Indiana may be seen by some as a symbol of Midwestern virtue.
But in the 1888 Republican presidential election, it was home to a famous vote fraud scandal. The Hoosier State was also the home of Republican nominee Benjamin Harrison. In order to oust incumbent Democrat Grover Cleveland from the White House, the GOP needed to carry both Indiana and New York. Party bosses weren’t worried about the Empire State because they had plenty of cash to spread around there.
Indiana was a different matter. Carrying it involved using “floaters,” unscrupulous voters who floated from one precinct to another on election day, and “repeaters,” those who voted multiple times throughout the day at the same polling place. They were even provided paper ballots to take with them.
There was just one problem, and it was a biggie: The Republican National Committee’s treasurer spelled out how the scheme should work in a detailed memo to Indiana’s party county chairmen. Its juicier tidbits included, “Divide the floaters into blocks of five and put a trusted man with the necessary funds in charge …”
Democrats got a copy of the letter and circulated thousands of copies in the campaign’s closing days. Harrison lost the popular vote but won the Electoral College. (Sound familiar?) And he carried Indiana.
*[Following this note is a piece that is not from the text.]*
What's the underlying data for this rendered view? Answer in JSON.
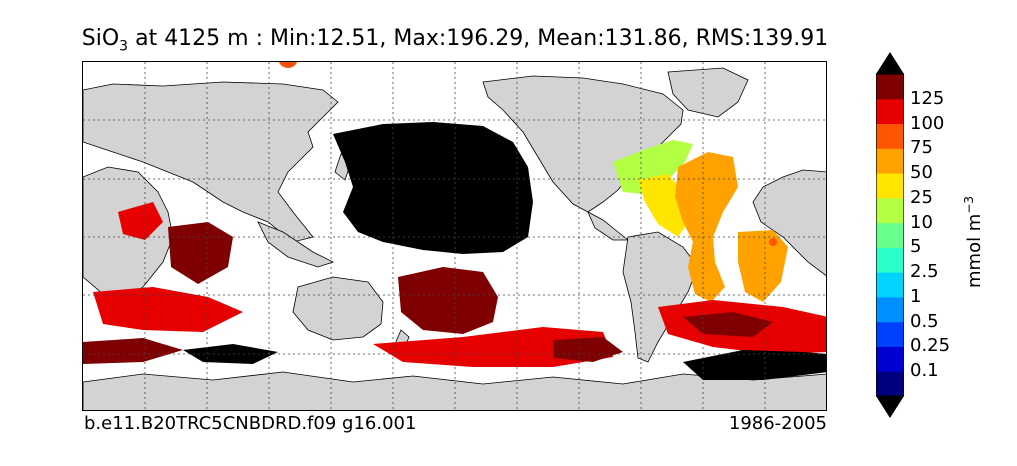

Perhaps one of the most notorious cases of vote fraud happened in Texas’ 1948 U.S. Senate primary runoff.
Congressman Lyndon Johnson was locked in a political life-or-death struggle with popular former Gov. Coke Stevenson. In those days, winning the Democratic primary in Texas was tantamount to winning the general election, so it was a very big deal.
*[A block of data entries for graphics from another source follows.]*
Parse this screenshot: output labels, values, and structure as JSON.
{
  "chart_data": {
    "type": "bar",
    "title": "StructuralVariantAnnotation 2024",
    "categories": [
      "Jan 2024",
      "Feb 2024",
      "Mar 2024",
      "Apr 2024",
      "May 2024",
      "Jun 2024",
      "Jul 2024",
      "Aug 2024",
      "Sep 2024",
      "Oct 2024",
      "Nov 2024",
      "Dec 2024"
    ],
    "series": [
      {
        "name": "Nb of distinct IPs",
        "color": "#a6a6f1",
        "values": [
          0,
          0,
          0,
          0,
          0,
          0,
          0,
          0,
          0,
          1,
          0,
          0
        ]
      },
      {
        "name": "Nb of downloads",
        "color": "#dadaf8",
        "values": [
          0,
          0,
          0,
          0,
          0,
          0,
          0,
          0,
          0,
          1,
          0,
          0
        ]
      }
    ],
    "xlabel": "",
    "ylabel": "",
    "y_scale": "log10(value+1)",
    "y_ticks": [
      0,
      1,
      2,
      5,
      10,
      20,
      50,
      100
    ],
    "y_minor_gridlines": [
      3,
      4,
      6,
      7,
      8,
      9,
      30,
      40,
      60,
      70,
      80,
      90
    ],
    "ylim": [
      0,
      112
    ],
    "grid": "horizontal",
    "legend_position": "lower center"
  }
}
When the ballots were counted, Stevenson was ahead by a handful of votes out of 988,295 cast.
But six days later, Ballot Box 13 suspiciously appeared in the dusty little town of Alice, filled with 200 fresh votes that hadn’t been tabulated.
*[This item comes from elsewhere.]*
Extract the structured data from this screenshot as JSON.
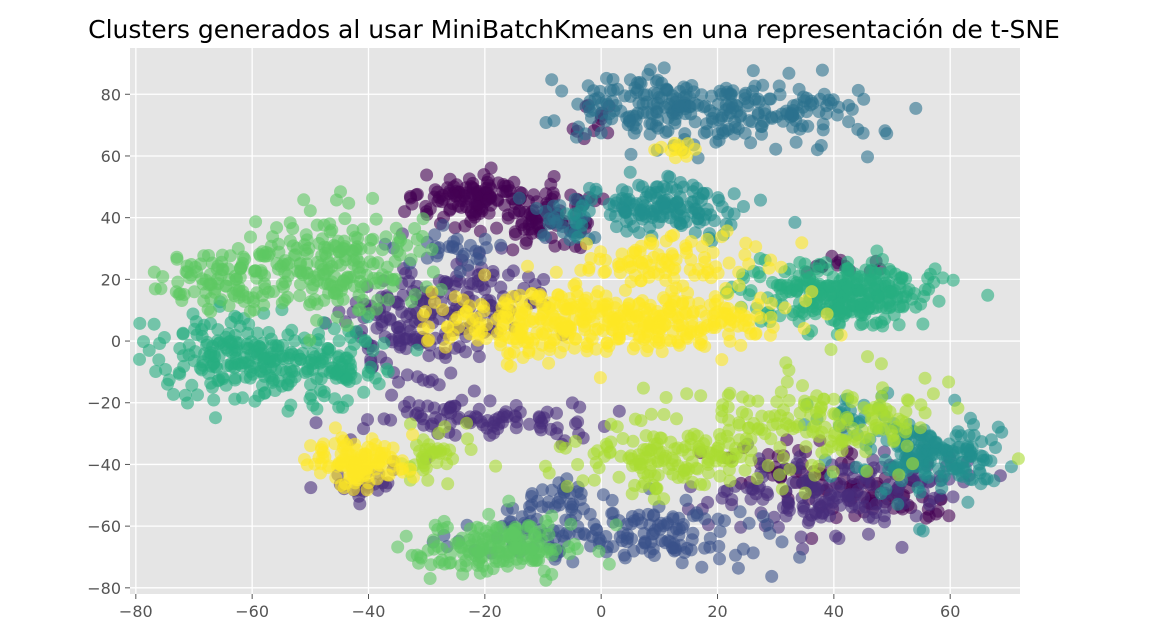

Of particular interest was the fact that the names of all 200 voters were added at the very bottom of the voter registry — all written in alphabetical order in the same ink and penned with the same handwriting.
Johnson was eventually declared the winner by 87 votes, a margin so microscopic he introduced himself to his new Senate colleagues with, “Howdy, I’m Landslide Lyndon.”
You could say that voter shenanigans are as American as hot apple pie — or perhaps cold beer. In 1755, George Washington received just 40 votes in his first bid for the Virginia House of Burgesses after his opponent plied the electorate with beer, whiskey and wine.
Washington, a political novice but a quick study, ran three years later on a platform powered by 28 gallons of rum, 50 gallons of rum punch, 34 gallons of wine, 46 gallons of beer and two gallons of cider. He won handily with 331 votes — or one vote for every quart and a half of liquor.
By the time the 2020 election cycle is finally over, all of America may need a drink.